Study strengths and limitations

A clear strength of this study is its long 145-year time-period for a country with relatively robust mortality statistics. Nevertheless, while the mortality data were generally judged to be of good quality, they were not faultless. High mortality rates for males aged 20 to 29 in 1941 and 1942 in particular, and also 1943 to 1945, suggest data for that period likely include some war casualties, whether delayed deaths in NZ from injuries sustained overseas or deaths overseas being mis-recorded as occurring in NZ. Overseas war deaths may have been seasonal in line with ‘spring offensives’, but delayed deaths which occurred after return to NZ are unlikely to have been particularly seasonally responsive and will have flattened EWMIs in the early 1940s.

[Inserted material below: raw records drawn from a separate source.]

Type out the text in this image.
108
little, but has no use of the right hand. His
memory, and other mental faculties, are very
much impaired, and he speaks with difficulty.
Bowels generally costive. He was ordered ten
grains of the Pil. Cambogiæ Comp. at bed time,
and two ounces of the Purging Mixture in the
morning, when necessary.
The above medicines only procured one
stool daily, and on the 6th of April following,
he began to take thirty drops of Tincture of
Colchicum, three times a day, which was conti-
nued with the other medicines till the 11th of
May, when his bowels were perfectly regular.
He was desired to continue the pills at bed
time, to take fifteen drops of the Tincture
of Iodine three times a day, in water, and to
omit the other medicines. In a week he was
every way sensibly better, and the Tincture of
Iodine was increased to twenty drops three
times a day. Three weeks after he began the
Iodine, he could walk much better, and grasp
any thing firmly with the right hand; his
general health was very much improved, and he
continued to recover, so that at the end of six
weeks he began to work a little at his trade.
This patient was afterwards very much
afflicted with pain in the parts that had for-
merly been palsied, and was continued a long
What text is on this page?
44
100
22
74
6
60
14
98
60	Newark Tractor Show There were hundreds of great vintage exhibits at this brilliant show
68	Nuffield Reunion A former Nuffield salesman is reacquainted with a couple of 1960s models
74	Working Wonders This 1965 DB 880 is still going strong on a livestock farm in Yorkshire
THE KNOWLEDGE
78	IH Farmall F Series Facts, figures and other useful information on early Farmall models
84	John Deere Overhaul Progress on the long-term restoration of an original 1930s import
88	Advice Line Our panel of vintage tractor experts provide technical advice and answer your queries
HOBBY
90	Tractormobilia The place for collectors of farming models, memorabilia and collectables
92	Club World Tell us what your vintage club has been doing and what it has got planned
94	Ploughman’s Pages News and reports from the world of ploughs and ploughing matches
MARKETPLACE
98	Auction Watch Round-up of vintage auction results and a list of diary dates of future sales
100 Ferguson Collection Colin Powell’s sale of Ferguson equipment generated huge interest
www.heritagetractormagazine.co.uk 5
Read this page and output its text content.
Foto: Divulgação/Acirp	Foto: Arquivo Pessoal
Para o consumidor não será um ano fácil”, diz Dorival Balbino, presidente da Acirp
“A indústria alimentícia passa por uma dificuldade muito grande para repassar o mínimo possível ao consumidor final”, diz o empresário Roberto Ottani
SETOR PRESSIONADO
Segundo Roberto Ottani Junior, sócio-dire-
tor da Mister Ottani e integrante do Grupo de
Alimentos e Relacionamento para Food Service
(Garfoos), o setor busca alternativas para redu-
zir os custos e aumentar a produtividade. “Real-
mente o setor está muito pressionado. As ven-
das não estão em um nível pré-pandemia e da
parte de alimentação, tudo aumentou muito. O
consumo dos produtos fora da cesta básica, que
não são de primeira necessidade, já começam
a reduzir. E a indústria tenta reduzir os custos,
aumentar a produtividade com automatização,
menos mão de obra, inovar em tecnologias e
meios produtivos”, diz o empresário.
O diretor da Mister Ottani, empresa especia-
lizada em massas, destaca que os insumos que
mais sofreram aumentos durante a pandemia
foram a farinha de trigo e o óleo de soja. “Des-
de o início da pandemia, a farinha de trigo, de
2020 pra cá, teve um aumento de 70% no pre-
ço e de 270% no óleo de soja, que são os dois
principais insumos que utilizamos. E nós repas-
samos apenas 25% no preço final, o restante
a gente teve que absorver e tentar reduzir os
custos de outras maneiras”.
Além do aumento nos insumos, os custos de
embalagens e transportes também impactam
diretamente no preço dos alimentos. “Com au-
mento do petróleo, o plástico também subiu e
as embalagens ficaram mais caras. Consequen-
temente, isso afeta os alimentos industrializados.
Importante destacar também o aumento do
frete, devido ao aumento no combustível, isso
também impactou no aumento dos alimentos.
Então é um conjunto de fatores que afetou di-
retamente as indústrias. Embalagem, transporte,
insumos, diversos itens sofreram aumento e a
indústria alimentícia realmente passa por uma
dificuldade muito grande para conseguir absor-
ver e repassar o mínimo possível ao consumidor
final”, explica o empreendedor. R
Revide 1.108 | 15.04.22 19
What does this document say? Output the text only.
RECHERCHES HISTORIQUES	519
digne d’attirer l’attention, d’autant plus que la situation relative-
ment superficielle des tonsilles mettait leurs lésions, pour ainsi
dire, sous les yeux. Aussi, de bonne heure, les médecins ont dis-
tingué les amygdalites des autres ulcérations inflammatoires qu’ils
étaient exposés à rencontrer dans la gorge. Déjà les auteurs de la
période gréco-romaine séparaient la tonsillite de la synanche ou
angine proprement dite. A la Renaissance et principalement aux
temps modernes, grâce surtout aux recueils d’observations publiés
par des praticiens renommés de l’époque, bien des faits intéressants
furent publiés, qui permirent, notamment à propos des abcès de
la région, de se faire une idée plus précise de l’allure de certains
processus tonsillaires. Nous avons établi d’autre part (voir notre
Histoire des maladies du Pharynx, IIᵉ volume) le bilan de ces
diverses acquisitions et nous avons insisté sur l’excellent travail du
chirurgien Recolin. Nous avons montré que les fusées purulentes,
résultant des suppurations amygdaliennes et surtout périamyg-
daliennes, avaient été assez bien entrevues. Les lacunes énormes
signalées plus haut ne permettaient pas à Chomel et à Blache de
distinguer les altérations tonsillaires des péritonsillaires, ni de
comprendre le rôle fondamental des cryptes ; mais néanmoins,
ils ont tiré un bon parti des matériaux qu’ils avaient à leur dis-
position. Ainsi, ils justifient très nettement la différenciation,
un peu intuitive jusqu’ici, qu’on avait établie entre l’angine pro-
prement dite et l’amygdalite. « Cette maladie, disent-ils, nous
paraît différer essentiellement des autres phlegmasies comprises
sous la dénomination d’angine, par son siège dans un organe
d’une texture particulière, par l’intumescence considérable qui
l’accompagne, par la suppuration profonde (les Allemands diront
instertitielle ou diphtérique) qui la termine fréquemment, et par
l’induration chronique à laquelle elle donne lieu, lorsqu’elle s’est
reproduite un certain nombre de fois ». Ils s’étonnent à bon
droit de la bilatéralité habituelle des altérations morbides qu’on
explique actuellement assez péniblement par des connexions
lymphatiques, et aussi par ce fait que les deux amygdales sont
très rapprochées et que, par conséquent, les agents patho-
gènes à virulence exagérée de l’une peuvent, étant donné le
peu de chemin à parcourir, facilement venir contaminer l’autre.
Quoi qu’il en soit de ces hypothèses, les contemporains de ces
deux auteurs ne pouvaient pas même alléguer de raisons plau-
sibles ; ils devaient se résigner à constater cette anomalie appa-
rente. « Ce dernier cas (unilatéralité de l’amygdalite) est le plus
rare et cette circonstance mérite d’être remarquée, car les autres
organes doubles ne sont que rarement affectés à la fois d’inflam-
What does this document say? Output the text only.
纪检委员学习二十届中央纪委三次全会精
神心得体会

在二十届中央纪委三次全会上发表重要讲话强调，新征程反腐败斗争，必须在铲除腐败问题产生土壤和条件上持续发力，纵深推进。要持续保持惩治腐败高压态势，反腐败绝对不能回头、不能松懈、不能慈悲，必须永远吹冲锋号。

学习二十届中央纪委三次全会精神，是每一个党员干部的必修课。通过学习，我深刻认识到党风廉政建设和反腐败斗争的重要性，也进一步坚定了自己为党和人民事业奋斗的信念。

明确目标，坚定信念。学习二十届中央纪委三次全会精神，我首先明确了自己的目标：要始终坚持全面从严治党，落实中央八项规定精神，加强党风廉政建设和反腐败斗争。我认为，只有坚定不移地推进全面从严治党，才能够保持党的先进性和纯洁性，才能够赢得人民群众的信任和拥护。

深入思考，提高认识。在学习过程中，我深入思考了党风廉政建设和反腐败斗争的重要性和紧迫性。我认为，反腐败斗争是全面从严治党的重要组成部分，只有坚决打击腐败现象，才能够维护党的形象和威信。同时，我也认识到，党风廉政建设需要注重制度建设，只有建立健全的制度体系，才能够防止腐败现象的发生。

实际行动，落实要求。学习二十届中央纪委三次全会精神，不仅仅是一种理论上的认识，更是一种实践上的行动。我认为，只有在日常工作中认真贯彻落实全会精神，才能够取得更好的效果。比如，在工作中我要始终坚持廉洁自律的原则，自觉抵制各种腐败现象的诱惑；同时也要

We considered removing sudden mass fatality events (List of disasters in New Zealand by death toll 2022; Wilson et al. 2017), predominantly from earthquakes, volcanic disasters, mining disasters and shipwrecks. However, doing so would have required age and sex data for the deceased to allow for standardisation, and these data were not widely available for mass fatality events early in the time period of interest. We therefore elected to leave these events in the data. While 1876 to 2020 mass fatality events were slightly more likely to occur in the June to September ‘winter’ months (37%; 26/71 mass death events), deaths from such events were less numerous in winter (20%; 529/2630 total deaths). Therefore, the inclusion of sudden mass fatality events will have reduced EWMIs in the relevant years rather than increased them.

While analysis of changes in the temperature-mortality relationship would have been preferable to the blunt EWMI measure, temperature data were not available for long enough, or for enough locations, to assign temperature exposure estimates to places of death across a wide timeframe. In addition, data for place of death were of variable quality, making further location-based analysis of questionable utility.

Conclusions

NZ EWM increased significantly after the appearance of the 1918 influenza strain, but declined relatively steadily from the 1950s, with an average of 1450 excess winter deaths in the 2010s, about 4.5% of all deaths, compared to 7.9% of deaths in the 1920s. While population health measures and living standards have improved health year-round over the study period, the reduction in EWM is not clearly associated with any single societal intervention.